Er winkt ab. »Nein, Kleines. Ich brauche meine Ruhe.«

»Aber ich fahre morgen«, klage ich. »Und dann ist meine Saison. Und dann …«

»Wir wollen doch jetzt keine Tränen vergießen, oder?«, tadelt Vater. Er zieht eine Schublade heraus und ich sehe die braune Flasche darin liegen. Ich weiß sofort, dass es Laudanum ist. Mein Herz wird schwer.

Ich nehme Vaters Hand und fühle seine Traurigkeit in mich eindringen. »Wir wollen doch davon loskommen, nicht?«, sage ich laut.

Bevor Vater antworten kann, träufle ich ihm ein Glücksgefühl ein wie ein Opiat, bis sich seine zerfurchte Stirn glättet und er lächelt.

»Ah, da ist es ja, was ich gesucht habe. Gemma, Kleines, würdest du das bitte in den Müll werfen?«, sagt er.

Tränen brennen in meinen Augen. »Ja, Vater. Natürlich. Sofort.«

Ich küsse ihn auf die Wange und er schlingt seine Arme um mich und zum allerersten Mal lasse ich vor ihm los.

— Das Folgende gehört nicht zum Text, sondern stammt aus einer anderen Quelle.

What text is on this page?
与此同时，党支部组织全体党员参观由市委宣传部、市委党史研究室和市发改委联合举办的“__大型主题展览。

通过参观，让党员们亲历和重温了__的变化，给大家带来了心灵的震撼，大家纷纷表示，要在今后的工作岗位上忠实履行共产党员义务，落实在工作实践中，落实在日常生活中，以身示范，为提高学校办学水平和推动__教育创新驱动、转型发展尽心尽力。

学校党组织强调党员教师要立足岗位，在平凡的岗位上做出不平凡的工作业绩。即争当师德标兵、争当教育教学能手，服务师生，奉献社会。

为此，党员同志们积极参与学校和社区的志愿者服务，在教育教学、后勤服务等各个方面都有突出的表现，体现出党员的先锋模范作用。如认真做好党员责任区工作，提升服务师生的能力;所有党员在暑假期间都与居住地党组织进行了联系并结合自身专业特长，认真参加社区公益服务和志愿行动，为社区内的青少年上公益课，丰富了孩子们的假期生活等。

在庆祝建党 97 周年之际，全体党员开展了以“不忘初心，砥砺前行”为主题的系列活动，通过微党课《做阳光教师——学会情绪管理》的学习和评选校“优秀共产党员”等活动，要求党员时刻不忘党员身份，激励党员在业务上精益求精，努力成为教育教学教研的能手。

Beim Abendessen ist Tom wie ein werdender Vater, dem die Nerven durchgehen. Während der ganzen Mahlzeit zuckt sein Bein und einmal tritt er mich zufällig.

»Könntest du bitte stillhalten?«, frage ich und reibe mein Schienbein.

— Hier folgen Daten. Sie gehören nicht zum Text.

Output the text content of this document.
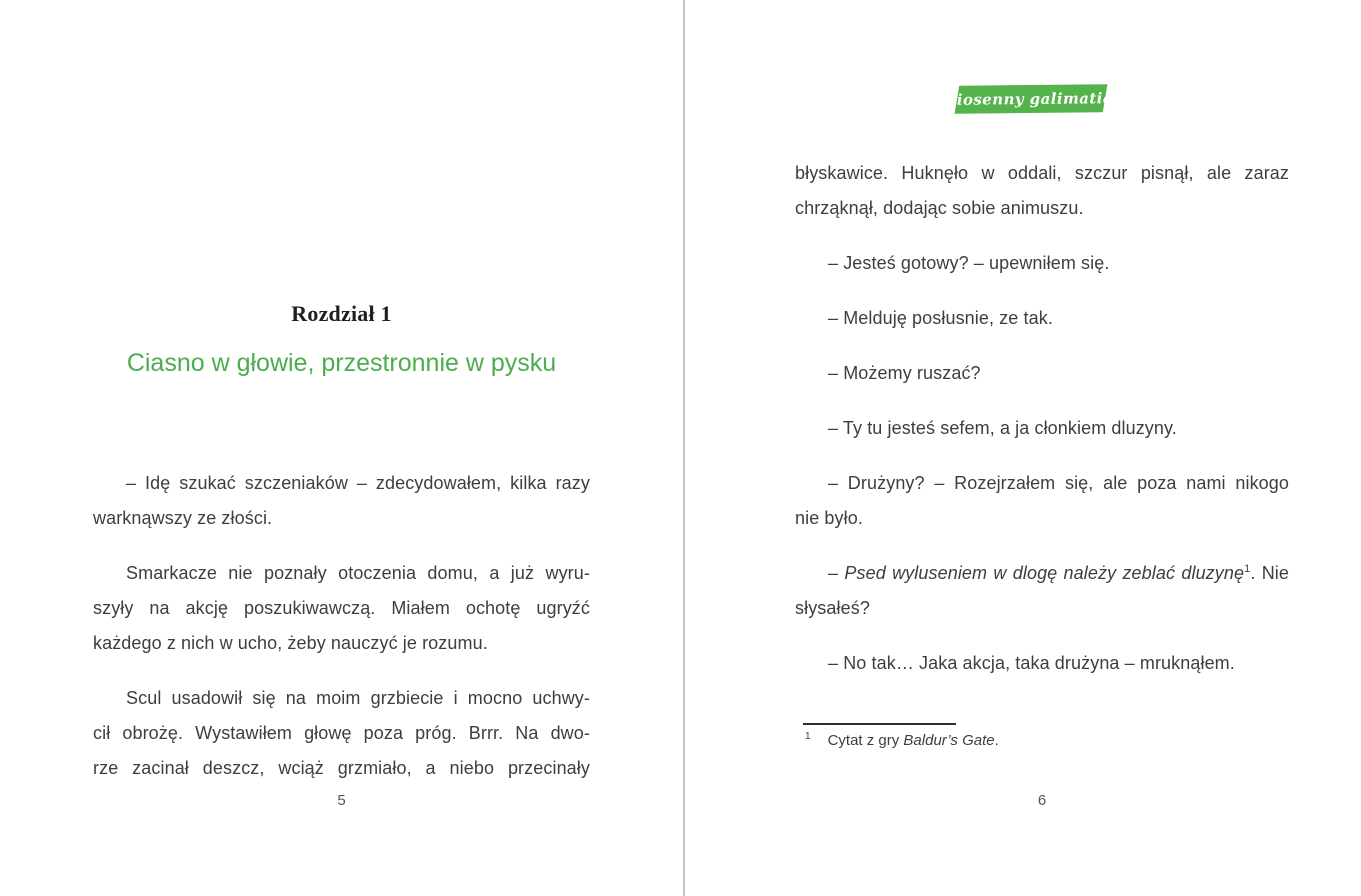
Rozdział 1
Ciasno w głowie, przestronnie w pysku
– Idę szukać szczeniaków – zdecydowałem, kilka razy
warknąwszy ze złości.
Smarkacze nie poznały otoczenia domu, a już wyru-
szyły na akcję poszukiwawczą. Miałem ochotę ugryźć
każdego z nich w ucho, żeby nauczyć je rozumu.
Scul usadowił się na moim grzbiecie i mocno uchwy-
cił obrożę. Wystawiłem głowę poza próg. Brrr. Na dwo-
rze zacinał deszcz, wciąż grzmiało, a niebo przecinały
5
Wiosenny galimatias
błyskawice. Huknęło w oddali, szczur pisnął, ale zaraz
chrząknął, dodając sobie animuszu.
– Jesteś gotowy? – upewniłem się.
– Melduję posłusnie, ze tak.
– Możemy ruszać?
– Ty tu jesteś sefem, a ja cłonkiem dluzyny.
– Drużyny? – Rozejrzałem się, ale poza nami nikogo
nie było.
– Psed wyluseniem w dlogę należy zeblać dluzynę$^1$. Nie
słysałeś?
– No tak… Jaka akcja, taka drużyna – mruknąłem.
$^1$ Cytat z gry Baldur’s Gate.
6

Vater schaut von seinem Teller auf. »Thomas, was ist los?«

Mein Bruder stochert in seinem Essen herum, ohne einen Bissen zu sich zu nehmen. »Ich hätte heute Abend in meinen Herrenklub gehen sollen, aber ich habe nichts von ihnen gehört.«

»Kein Wort?«, frage ich und lasse mir meinen Sieg zusammen mit den Kartoffeln auf der Zunge zergehen.

»Es ist, als existiere ich nicht mehr«, murrt Tom.

»Gekränkt sein ist nicht sehr sportlich«, sagt Vater zwischen zwei Bissen von seiner Wachtel und ich bin froh, ihn essen zu sehen.

»Ja, man muss Haltung bewahren«, predigt Großmama.

»Vielleicht solltest du heute Abend zur Hippokrates-Gesellschaft gehen«, schlage ich vor. »Du weißt, dass du immer noch eine Einladung hast, dort beizutreten.«

»Eine ausgezeichnete Idee«, sagt Vater beifällig.

Tom schiebt die Erbsen an den Rand seines Tellers. »Vielleicht werde ich das tun«, sagt er. »Und sei’s nur, um ein wenig herauszukommen.«

Ich bin so beglückt über diese Nachricht, dass ich zum Nachtisch zwei Stück Kuchen verdrücke. Großmama schimpft und meint, wenn ich meinen Appetit nicht zügeln könne, werde die Näherin wieder gebraucht. Doch ich lache und stecke sie damit an und bald lachen wir alle, während die Dienstboten uns ansehen, als hätten wir plötzlich den Verstand verloren. Aber es macht mir nichts aus. Ich habe, was ich will. Ich habe es und ich werde es mir nicht wegnehmen lassen. Weder von Lord Denby noch von jemand anders.